Museum of the Origins of Man
HUMAN HEADS WITH ANIMAL HEADS IN PALEOLITHIC SCULPTURE
The production of sculpture of human heads joined with animal heads is subdivided into five phases: - from 2,500,000 to 750,000 years ago (Oldowan); - from 750,000 to 400,000 years ago (Acheulean and early Clactonian); - from 400,000 to 200,000 years ago (Acheulean and middle Clactonian); - from 200,000 to 40,000 years ago (Acheulean and late Clactonian, and Mousterian); - from 40,000 to 12,000 years ago (Upper Paleolithic). The typology of the sculptures is constituted by representations of man-animal hybrids (Fig. 6.1). These are not bicephalic, that is a human head joined to an animal head, nor do they represent two half faces of man and animal combined in one single head; they are rather a mixture of parts of a human face and parts of the muzzle of an animal in one single head (Fig. 6.3). These artistic-religious hybrids continue in sculpture during the post-Paleolithic ages and in ethnography (Fig. 6A10 ).

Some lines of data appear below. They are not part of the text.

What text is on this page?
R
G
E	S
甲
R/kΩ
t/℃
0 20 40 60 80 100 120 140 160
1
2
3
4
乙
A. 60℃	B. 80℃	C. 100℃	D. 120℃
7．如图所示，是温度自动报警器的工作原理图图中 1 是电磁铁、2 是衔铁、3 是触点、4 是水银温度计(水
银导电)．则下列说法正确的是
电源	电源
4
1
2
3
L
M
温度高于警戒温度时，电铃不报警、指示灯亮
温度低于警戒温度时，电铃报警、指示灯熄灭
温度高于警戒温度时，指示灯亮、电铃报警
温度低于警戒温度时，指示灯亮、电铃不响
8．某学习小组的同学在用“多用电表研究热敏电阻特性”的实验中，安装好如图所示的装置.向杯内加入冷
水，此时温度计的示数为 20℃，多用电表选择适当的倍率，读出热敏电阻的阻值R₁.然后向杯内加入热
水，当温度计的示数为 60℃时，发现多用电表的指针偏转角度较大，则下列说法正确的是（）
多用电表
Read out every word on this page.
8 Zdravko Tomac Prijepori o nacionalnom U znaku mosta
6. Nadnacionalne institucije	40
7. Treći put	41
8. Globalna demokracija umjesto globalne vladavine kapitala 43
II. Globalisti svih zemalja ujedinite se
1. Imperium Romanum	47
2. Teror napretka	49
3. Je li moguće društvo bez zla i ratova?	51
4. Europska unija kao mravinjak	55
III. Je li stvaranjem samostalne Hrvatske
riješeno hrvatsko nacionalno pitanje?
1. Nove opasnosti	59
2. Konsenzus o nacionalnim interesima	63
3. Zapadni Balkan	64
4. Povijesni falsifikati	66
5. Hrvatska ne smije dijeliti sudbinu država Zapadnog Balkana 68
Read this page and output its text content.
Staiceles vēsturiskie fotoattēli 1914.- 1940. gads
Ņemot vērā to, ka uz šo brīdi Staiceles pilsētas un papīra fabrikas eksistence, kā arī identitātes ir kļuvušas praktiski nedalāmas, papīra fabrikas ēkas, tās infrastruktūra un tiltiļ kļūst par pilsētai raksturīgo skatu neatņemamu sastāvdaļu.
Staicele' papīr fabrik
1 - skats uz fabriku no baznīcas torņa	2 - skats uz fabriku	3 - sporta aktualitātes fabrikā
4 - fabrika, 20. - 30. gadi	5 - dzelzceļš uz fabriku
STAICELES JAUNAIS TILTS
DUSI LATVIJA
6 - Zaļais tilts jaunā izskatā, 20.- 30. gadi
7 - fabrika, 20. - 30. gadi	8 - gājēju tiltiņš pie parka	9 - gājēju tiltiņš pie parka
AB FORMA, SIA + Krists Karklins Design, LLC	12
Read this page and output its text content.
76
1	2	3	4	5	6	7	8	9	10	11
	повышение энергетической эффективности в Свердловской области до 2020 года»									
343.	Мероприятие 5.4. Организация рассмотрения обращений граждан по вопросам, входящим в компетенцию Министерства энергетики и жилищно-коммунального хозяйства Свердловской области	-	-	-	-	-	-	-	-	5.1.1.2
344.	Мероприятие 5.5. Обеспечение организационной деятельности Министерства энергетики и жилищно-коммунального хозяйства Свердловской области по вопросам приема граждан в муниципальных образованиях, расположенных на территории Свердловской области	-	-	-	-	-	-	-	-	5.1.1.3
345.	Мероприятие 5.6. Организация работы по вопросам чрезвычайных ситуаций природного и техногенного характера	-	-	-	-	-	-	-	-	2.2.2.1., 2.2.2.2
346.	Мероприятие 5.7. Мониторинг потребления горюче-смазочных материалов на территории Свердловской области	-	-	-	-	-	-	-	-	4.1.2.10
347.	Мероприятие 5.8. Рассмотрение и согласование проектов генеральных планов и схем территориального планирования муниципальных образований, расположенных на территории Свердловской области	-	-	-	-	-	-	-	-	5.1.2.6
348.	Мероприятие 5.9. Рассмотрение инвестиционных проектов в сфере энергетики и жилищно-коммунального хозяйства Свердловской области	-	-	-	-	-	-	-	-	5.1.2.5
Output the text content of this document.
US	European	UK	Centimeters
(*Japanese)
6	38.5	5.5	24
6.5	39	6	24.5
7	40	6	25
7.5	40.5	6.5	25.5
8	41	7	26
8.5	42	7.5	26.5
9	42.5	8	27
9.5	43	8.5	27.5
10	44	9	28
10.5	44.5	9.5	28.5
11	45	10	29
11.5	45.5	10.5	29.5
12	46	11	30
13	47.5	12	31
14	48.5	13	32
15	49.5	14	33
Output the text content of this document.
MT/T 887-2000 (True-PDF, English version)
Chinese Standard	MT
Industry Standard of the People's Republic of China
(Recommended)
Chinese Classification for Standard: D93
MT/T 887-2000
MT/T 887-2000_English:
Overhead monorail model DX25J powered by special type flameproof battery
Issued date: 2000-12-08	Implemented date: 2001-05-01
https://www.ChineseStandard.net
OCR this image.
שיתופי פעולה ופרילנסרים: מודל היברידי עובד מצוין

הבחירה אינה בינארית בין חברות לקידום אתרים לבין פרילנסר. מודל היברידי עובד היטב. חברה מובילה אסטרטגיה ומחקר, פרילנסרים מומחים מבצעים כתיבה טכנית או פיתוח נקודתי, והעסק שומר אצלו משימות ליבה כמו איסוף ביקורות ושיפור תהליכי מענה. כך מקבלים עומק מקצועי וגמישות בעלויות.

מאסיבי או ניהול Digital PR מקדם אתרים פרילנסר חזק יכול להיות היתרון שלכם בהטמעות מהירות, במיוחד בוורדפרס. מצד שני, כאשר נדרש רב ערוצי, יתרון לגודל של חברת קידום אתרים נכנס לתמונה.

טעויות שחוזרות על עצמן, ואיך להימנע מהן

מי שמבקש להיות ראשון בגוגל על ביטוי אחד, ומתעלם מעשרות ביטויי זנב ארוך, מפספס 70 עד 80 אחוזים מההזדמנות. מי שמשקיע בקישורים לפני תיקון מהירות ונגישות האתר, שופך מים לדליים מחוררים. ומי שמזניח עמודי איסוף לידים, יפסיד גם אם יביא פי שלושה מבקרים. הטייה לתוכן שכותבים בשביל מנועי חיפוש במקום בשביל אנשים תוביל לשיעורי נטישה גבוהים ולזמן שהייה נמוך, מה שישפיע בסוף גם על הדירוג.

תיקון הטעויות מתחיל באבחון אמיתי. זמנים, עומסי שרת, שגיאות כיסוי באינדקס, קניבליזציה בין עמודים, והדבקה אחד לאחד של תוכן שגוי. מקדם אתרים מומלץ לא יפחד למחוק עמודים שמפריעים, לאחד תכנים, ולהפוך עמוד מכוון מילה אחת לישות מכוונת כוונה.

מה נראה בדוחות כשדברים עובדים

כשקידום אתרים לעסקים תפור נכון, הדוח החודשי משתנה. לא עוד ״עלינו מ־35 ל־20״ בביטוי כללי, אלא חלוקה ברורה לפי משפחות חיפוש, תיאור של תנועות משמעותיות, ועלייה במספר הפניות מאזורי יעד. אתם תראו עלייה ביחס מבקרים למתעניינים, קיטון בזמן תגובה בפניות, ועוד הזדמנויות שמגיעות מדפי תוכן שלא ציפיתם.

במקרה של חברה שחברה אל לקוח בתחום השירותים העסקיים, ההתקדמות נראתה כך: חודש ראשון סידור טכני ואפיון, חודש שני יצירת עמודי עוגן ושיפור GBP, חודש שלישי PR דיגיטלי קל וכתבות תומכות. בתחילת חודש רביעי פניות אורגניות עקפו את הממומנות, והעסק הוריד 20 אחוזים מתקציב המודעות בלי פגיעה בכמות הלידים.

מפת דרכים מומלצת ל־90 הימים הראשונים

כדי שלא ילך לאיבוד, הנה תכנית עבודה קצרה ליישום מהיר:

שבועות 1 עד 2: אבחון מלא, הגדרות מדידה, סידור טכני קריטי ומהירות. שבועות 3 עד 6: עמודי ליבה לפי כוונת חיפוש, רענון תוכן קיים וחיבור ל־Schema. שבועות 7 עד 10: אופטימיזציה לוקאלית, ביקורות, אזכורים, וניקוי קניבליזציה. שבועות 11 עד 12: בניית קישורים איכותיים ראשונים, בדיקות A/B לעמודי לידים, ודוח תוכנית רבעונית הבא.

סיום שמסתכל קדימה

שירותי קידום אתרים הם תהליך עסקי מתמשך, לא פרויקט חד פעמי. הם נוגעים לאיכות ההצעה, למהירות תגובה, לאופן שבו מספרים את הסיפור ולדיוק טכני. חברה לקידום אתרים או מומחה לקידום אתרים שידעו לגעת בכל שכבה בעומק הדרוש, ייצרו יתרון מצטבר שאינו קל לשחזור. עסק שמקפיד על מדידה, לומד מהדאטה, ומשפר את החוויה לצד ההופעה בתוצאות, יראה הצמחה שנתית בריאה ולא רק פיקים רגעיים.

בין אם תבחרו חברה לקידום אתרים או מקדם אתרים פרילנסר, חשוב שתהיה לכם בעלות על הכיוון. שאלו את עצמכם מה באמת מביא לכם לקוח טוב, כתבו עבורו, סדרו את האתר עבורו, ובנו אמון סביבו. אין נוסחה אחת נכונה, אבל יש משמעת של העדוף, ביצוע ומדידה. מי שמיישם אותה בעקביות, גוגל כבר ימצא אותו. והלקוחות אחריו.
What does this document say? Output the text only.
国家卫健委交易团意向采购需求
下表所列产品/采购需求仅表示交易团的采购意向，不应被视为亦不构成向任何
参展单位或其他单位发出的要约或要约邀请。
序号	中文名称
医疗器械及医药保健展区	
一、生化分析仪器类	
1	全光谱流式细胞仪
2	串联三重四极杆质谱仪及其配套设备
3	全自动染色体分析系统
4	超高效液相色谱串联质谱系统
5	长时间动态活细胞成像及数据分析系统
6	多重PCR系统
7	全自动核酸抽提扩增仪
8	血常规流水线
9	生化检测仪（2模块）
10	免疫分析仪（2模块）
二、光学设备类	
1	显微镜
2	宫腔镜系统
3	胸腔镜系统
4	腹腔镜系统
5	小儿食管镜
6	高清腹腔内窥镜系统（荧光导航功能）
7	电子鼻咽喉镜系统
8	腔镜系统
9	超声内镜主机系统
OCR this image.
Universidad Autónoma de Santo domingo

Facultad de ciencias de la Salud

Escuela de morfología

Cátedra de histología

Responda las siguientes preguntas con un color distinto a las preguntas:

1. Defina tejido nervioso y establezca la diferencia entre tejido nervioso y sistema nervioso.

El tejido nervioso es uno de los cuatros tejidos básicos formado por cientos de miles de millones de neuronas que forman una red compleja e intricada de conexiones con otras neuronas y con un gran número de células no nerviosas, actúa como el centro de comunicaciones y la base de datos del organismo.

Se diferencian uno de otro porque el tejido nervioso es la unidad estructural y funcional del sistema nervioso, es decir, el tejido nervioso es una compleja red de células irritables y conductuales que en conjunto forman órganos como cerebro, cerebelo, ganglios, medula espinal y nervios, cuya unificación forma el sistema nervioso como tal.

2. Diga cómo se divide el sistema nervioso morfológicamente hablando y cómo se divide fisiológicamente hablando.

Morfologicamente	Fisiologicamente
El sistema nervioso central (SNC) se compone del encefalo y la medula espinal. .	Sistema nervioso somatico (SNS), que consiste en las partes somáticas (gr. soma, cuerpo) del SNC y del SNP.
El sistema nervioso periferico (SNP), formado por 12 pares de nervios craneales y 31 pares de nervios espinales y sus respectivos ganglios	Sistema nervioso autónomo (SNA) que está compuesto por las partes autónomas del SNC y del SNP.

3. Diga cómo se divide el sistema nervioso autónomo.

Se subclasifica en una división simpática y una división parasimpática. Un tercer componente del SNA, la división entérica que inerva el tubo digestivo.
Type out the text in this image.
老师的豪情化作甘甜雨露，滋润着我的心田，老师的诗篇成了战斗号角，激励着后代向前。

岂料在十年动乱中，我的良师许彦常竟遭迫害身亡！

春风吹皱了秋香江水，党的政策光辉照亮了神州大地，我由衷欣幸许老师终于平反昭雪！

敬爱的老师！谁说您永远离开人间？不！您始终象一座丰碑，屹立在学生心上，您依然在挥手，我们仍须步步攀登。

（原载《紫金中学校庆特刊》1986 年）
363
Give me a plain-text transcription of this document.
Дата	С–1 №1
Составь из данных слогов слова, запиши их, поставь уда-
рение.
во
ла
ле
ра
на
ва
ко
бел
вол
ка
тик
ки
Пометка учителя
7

Fig. 6.1) Zooanthropomorphic stone sculpture (drawing). Found by MARY LEAKEY. It represents the head of an artistic man-animal hybrid, but it could be a hominid head realized in a style (an artistic language) that we are not yet able to define due to scarcity of finds. It is the most ancient sculpture known.
Dimensions: they are on the drawing; unknown thickness.
Origin: Olduvai Gorge (East Africa).
Material culture: Oldowan.
Absolute dating: 1,700,000 years.
This find was studied by Mary Leakey, Raymond Dart and K.P. Oakley.
Fig. 6.2) Zooanthropomorphic stone sculpture found by Isaïe Dharwent in 1902 or previously. It is an old photograph and it is not possible to see the worked parts on the flint nodule. It is perhaps damaged by alluvial rolling. It was interpreted by Dharwent as representing a monkey head. Our interpretation is different: the profile of the head has a human jaw and forehead, while the mouth and upper part of the face are of an animal, therefore is an artistic man-animal hybrid.
Dimensions: perhaps 2.3 inches in height.
Origin: probably central northern France.
Material culture: probably Clactonian or Middle Acheulean.
In this photograph the traces of work are not shown. We cannot see the back. Moreover, the mouth is atypical, perhaps influenced by the shape of the flint nodule; it is not possible to establish with certainty its authenticity.
Fig. 6.3) Zooanthropomorphic stone sculpture found by WALTER MATTHES before 1969. It represents, according to Matthes, "grotesque head", and that is correct. But we are more precise: according to our typology it is an artistic hybrid of a ferocious man-animal. The jaw is human. The proportioning of the head is human; the snout is animal; the mouth is opened wide.
The sculpture is worked in every part. The mouth has been obtained from a recess in the flint nodule. The clear patches are remnants of the surface crust that covered the flint nodule.
Material culture: Clactonian or Final Acheulean.
Fig. 6.4) Zooanthropomorphic stone sculpture representing an artistic man-animal hybrid, looking upward, with a long neck and pointed neck.
Height: 5.5 inches. Width: 0.7 inches.
Origin: Varazze, Savona, Italy.
Material culture: Clactonian or Final Acheulean.
Collection of the Museum of the Origins of Man.
Fig. 6.6) Zooanthropomorphic sculpture in bone (drawing). It represents an artistic man-animal hybrid. The head and body are similar enough to a man’s (at least for the vertical body) while the ears are of an animal. It is the only finding from the Paleolithic, known by us, representing ears in either stone or bone sculptures. The representation of the ears is known only in small zoomorphic sculptures in baked clay from the Upper Paleolithic found at Dolni Vestonice in Moravia and at Vogelherd cave in Germany.
Dimensions: measurements unknown, but of small size.
Origin: France.
Material culture: Upper Paleolithic.